Lycan Vârisi - Kitap kapağı

Lycan Vârisi

A. Makkelie

Kara Orman

”Onları öldüreceğim! Uzuvlarını vücutlarından tek tek ayırıp geriye hiçbir şey kalmadığından emin olacağım!” Mike öfkeliydi.

Nerede olduğunu ya da ne kadar zaman geçtiğini bilmese de öfkesini hâlâ tüm varlığıyla hissedebildiği için koşmaya devam ediyordu.
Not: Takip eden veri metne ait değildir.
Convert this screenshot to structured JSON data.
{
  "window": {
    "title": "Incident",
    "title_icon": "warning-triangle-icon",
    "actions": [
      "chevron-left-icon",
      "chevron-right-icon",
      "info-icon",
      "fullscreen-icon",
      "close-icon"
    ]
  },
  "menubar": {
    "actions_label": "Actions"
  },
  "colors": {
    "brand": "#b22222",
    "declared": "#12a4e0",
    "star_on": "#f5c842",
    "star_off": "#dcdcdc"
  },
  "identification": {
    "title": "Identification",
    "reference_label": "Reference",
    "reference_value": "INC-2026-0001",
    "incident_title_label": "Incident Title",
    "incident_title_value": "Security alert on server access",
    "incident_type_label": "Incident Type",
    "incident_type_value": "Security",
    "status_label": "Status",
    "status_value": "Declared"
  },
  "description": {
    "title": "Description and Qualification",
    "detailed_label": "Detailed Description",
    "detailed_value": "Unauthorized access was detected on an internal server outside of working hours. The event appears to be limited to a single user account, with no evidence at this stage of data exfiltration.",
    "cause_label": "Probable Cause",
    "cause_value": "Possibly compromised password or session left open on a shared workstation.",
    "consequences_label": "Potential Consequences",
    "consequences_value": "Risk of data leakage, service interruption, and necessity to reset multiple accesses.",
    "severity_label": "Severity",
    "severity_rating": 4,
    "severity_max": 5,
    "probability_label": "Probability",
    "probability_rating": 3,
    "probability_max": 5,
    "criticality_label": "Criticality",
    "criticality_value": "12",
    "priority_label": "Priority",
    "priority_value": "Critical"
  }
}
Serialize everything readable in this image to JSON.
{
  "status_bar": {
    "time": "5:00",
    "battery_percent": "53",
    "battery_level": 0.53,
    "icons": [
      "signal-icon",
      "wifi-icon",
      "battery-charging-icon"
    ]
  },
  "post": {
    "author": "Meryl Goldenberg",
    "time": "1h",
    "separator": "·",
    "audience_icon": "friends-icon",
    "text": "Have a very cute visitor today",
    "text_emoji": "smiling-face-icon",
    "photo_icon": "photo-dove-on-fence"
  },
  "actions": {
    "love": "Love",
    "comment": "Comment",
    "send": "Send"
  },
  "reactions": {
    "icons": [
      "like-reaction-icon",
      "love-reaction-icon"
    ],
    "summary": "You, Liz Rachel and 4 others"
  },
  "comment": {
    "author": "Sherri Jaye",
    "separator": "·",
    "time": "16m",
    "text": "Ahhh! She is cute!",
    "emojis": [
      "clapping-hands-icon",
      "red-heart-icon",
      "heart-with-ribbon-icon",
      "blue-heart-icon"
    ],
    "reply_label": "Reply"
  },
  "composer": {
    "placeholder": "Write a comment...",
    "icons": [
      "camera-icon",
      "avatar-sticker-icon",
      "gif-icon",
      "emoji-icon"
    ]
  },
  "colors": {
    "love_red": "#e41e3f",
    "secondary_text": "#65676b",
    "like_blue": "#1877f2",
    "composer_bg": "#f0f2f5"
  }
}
”Bir kurt adam sürüsü beş yaşındaki bir kıza nasıl işkence edebilir? Bunlar ne tür hastalıklı piçler böyle?” Aynı duyguları yaşadıkları için, Dominic kurdunun öfkesini hissedebiliyordu.

Kiara ona yaşını söyler söylemez Mike kontrolü eline alıp koşmaya başlamıştı. Bu kadarını beklemiyordu.

Onu neden etkilediğine dair hissettiği kafa karışıklığı.

Küçük bir kıza işkence çektirdikleri ve ona kötü muamele ettikleri için Kara Orman Sürüsü’ne duyduğu öfke.

O kızın gerçekte ne olduğunu bilmemesi.

Dominic derin bir iç çekti. Kızın tüm özellikleri insan olduğuna işaret ediyordu. Ama neden bir kokusu yoktu?

Ebeveynleri kurtken o nasıl insan olabilirdi?

Bir kurdun ısırığından nasıl kurtulmuştu?

Ve en önemlisi, onun kurt adının Mike olduğunu nereden biliyordu?

Kiara’ya kurt adını hiç söylememişti ve başka bir yerden duymuş olmasının imkânı yoktu. Kız oraya geldiğinden beri hiç kimseyle konuşmadığı için bundan gayet emindi.

Mike, ”Hepsini öldüreceğim!” ~dedi.

Dominic tekrar iç çekti. ”Bunu yapmak istediğini biliyorum ama hiçbir şey bilmiyoruz. Cevaplanmamış bir sürü soru var.”

Mike homurdanarak devrilmiş bir ağacın üzerinden atladı. ”Kızla ilgili ne yapacağız?” Dominic kurduna cevap vermedi. Ne yapacağını bilmiyordu.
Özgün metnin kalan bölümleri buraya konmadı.